36004771.jpgSo, in theory, I got offered a job last Wednesday, which ought to be good news.  I had a company contact me out of the blue regarding a resume that I had posted on a job site and asking for me to come in and do an interview.  The actual job itself wasn’t something I might have gone for on my own– sales, generically– but I suspected I could be good at it, and screw it, job.

Two interviews and some new clothes later, I actually got offered a position, asked for a couple of days to discuss it with my wife, and then found myself in the odd position of realizing that I need to have my scam filters up while interviewing for a job.  Long story short: the position pays on pure commission, which is bad enough (I have had one commission job in my life, which I quit after my second shift by simply not showing up for my third) but the way the commissions are determined is… we’ll say shifty.

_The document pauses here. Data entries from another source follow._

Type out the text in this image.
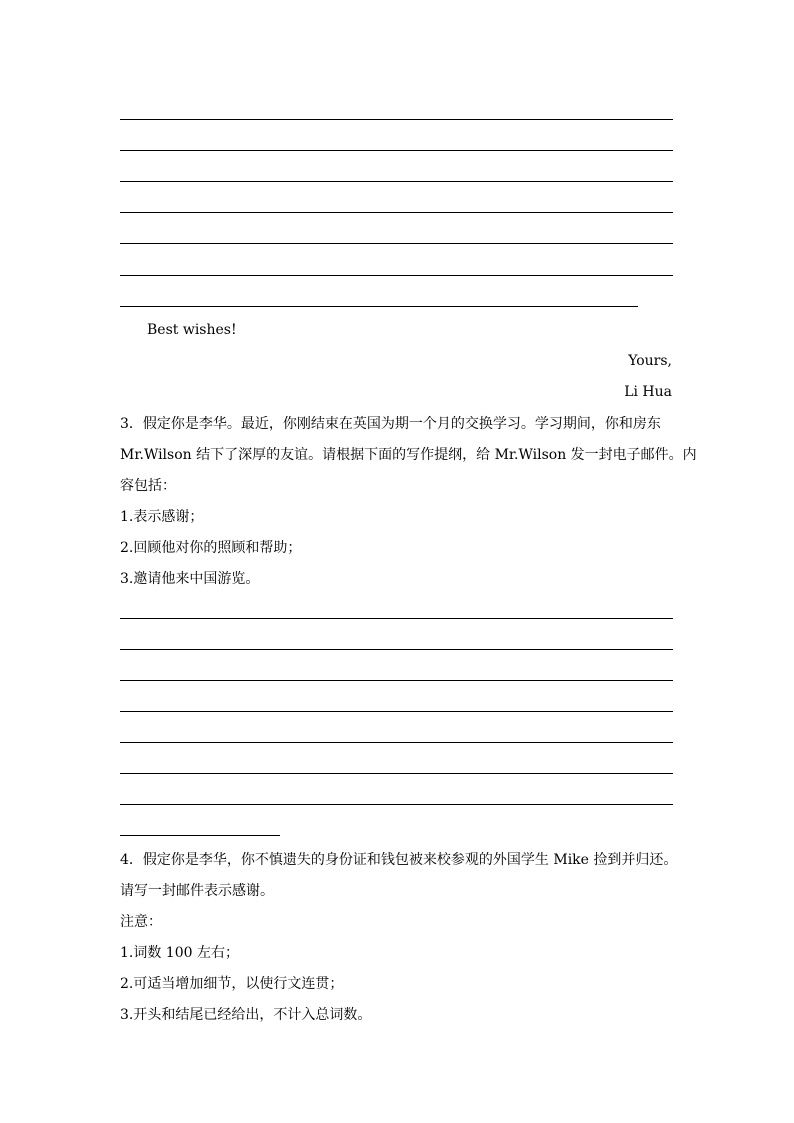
Best wishes!
Yours,
Li Hua
3．假定你是李华。最近，你刚结束在英国为期一个月的交换学习。学习期间，你和房东
Mr.Wilson 结下了深厚的友谊。请根据下面的写作提纲，给 Mr.Wilson 发一封电子邮件。内
容包括：
1.表示感谢；
2.回顾他对你的照顾和帮助；
3.邀请他来中国游览。
4．假定你是李华，你不慎遗失的身份证和钱包被来校参观的外国学生 Mike 捡到并归还。
请写一封邮件表示感谢。
注意：
1.词数 100 左右；
2.可适当增加细节，以使行文连贯；
3.开头和结尾已经给出，不计入总词数。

When the guy interviewing you says, during the second interview, “It’s like a pyramid.  Not a pyramid scheme, but a pyramid!” it should throw up some red flags.  And it did, but they didn’t really fully register until I got home and my wife looked up the company on some web job boards.  And at that point… yeah.  No.

So I gotta email this guy tonight or tomorrow and turn down an at-least-in-theory paying job when I haven’t been to work since October, which chaps my ass something fierce to have to do, but I should never have to use the phrase “at least in theory” when referring to the paying part of a job, and for this job I kinda do.

So, yeah.  Still doing this: anybody wanna hire me?  I’m good at stuff!

7 thoughts on “In which the good news isn’t

  1. It’s astounding how many companies use pyramid schemes. I applied for and then turned down at least three or four before finding my current, legitimate salary-paying job. It’s better that you keep looking. Good luck!

    Liked by 1 person

  2. I got into something like this one time and quit before I was done with training.

    Also sold vacuum cleaners door-to-door by appointment in a pyramidish way and that was the most miserable six months of my life, job-wise.

    I feel for you, but I’ve gotta believe you’ve got skills someone wants. It’s just a matter of finding them.

    I was lucky during my last round of unemployment. Was let go but on good terms with references and found a half-time job with the same organization two months later. Then hung on there for a couple of years until a full-time position opened up. That was tough.


  3. Yeah…I turned down one of these as well…if it’s the business that I’m guessing it is, it’s totally legit…except that it feels soooo shady…Lemme guess…you stand in stores convincing people to sign up for services offered by said store…or something similar…asked by an add saying “direct marketing” position…

    I really wish more of these places would be…up front in their adds…


  4. realitytourist

    At least if you were serving tables you’d be getting a base pay plus tips, but when your entire salary is based on sales commission, you’re screwed. Sorry. Look on the bright side, you always want to do the interview because it’s good practice.